Okay, sorry to presume. Since 748119.img is clearly gone from your fedorapeople directory, where did it go?

Comment 113 Chris Lumens 2012-02-09 19:00:47 UTC
It should be back up now.  I got a little overzealous in my old updates image deleting.

Comment 114 Jonathan Wakely 2012-02-23 21:26:21 UTC
Sorry to comment on a closed bug...

When should I be offered the choice to update my existing system, presumably before the disk partitioning menu?  If so, the updates= parameter didn't work for me when attempting to upgrade F15 using the netinst cd media on x86_64, with / on a physical partition and /var on a logical partition (no LVM involved.)

All I should need to do is hit TAB on the menu and add the updates= after the existing args, right?

vmlinuz initrd=initrd.img quiet updates=http://clumens.fedorapeople.org/748119.img

The only effect that has is it causes anaconda to configure the network card, it doesn't offer me the upgrade dialog, so apparently doesn't find my existing system.

I guess I'll have to copy the rpm files to the root partition.

Comment 115 Jonathan Wakely 2012-02-23 21:38:56 UTC
rescue mode also fails to find the existing installation (I get a dialog saying "You don't have any Linux partition" which is nonsense, I have four!) even when adding the updates URL to the rescue mode parameters

Comment 116 Reinhard 2012-03-23 23:34:08 UTC
comment#115 matched my situation.
The 748119.img alone did not solve the issue.
I'm running /var as an LVM partition.
Booting into rescue mode did not find any LVM partition.

lvm vgchange <my vg> -ay

activated all partitions. Restarting anaconda resolved the issue, then.

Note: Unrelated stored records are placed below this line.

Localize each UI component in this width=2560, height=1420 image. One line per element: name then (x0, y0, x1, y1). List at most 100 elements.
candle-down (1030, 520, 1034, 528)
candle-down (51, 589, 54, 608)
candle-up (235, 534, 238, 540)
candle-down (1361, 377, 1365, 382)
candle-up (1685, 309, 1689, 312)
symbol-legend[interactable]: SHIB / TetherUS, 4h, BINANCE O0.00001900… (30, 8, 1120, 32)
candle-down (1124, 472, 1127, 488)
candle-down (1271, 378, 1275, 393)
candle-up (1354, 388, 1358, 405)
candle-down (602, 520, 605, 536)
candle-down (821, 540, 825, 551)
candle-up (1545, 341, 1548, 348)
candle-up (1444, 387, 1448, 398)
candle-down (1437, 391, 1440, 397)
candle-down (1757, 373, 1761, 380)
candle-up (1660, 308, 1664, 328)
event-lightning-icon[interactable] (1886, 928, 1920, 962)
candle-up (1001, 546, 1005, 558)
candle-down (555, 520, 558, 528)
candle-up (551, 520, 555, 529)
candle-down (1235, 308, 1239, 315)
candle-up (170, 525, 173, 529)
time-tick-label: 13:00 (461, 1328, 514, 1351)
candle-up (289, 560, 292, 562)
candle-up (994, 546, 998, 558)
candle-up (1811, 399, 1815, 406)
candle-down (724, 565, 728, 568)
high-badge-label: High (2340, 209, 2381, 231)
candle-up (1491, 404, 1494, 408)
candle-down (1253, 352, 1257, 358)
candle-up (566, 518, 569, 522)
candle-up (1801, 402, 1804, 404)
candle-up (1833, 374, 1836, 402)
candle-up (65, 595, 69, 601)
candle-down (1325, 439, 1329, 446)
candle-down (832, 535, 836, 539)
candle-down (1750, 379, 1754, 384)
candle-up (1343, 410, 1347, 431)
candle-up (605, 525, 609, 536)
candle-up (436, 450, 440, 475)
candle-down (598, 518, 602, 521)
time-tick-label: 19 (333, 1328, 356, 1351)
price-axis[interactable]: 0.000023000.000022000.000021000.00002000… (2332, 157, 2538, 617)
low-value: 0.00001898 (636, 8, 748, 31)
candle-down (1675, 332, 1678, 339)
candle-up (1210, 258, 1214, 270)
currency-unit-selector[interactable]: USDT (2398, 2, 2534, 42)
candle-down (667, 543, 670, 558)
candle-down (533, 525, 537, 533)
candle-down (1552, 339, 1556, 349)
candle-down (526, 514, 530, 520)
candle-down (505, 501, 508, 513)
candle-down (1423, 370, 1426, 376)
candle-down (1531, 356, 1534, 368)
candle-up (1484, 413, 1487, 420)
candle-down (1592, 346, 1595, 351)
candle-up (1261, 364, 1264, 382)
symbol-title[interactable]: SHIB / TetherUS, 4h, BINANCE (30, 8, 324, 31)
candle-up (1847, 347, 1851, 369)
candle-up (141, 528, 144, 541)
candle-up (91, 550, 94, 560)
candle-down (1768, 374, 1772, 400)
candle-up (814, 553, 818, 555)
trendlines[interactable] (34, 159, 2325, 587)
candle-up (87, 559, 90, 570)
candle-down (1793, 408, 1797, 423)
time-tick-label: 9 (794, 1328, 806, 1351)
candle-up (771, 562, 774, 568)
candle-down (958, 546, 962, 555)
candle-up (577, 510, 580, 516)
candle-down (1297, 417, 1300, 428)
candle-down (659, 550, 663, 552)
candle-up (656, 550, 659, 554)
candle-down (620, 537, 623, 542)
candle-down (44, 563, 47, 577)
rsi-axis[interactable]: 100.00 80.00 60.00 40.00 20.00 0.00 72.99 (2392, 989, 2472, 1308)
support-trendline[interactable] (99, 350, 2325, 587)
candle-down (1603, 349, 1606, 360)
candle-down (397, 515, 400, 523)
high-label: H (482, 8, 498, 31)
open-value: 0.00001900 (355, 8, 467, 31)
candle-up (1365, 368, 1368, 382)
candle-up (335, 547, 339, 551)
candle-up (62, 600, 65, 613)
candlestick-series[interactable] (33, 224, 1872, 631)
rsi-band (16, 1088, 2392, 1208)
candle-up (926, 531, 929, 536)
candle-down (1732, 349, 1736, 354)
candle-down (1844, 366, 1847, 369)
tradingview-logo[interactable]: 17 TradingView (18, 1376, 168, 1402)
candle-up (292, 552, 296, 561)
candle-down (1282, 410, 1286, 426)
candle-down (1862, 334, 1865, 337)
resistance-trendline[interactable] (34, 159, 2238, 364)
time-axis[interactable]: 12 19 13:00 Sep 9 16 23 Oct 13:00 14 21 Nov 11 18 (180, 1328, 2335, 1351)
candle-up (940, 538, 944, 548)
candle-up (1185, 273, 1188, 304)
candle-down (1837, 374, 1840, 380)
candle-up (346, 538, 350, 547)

Comment 117 Jonathan Wakely 2012-04-17 13:24:13 UTC
Reinhard, were you using the netinst CD?

Is this bug actually fixed properly, or will it recur when installing F17 from netinst CD media?

Comment 118 Brendan LeFebvre 2012-04-17 15:50:57 UTC
Created attachment 578082 [details]
Another LVM configuration that fails as described here, even with 748119.img

The 748119.img didn't fix my issue either. I have /var on a separate LVM partition but also several others. 

I honestly wouldn't expect preupgrade to work at all except that my current partition scheme was established in a Fedora 8 install and has successfully been preupgrade'd several times to the current Fedora 15 (I think I had to skip over 12, also due to Anaconda issues). 

Anyway, I am posting my config here in hopes that someone with Anaconda expertise will have a simple fix in mind, otherwise I will have to delve into rolling my own .img updates.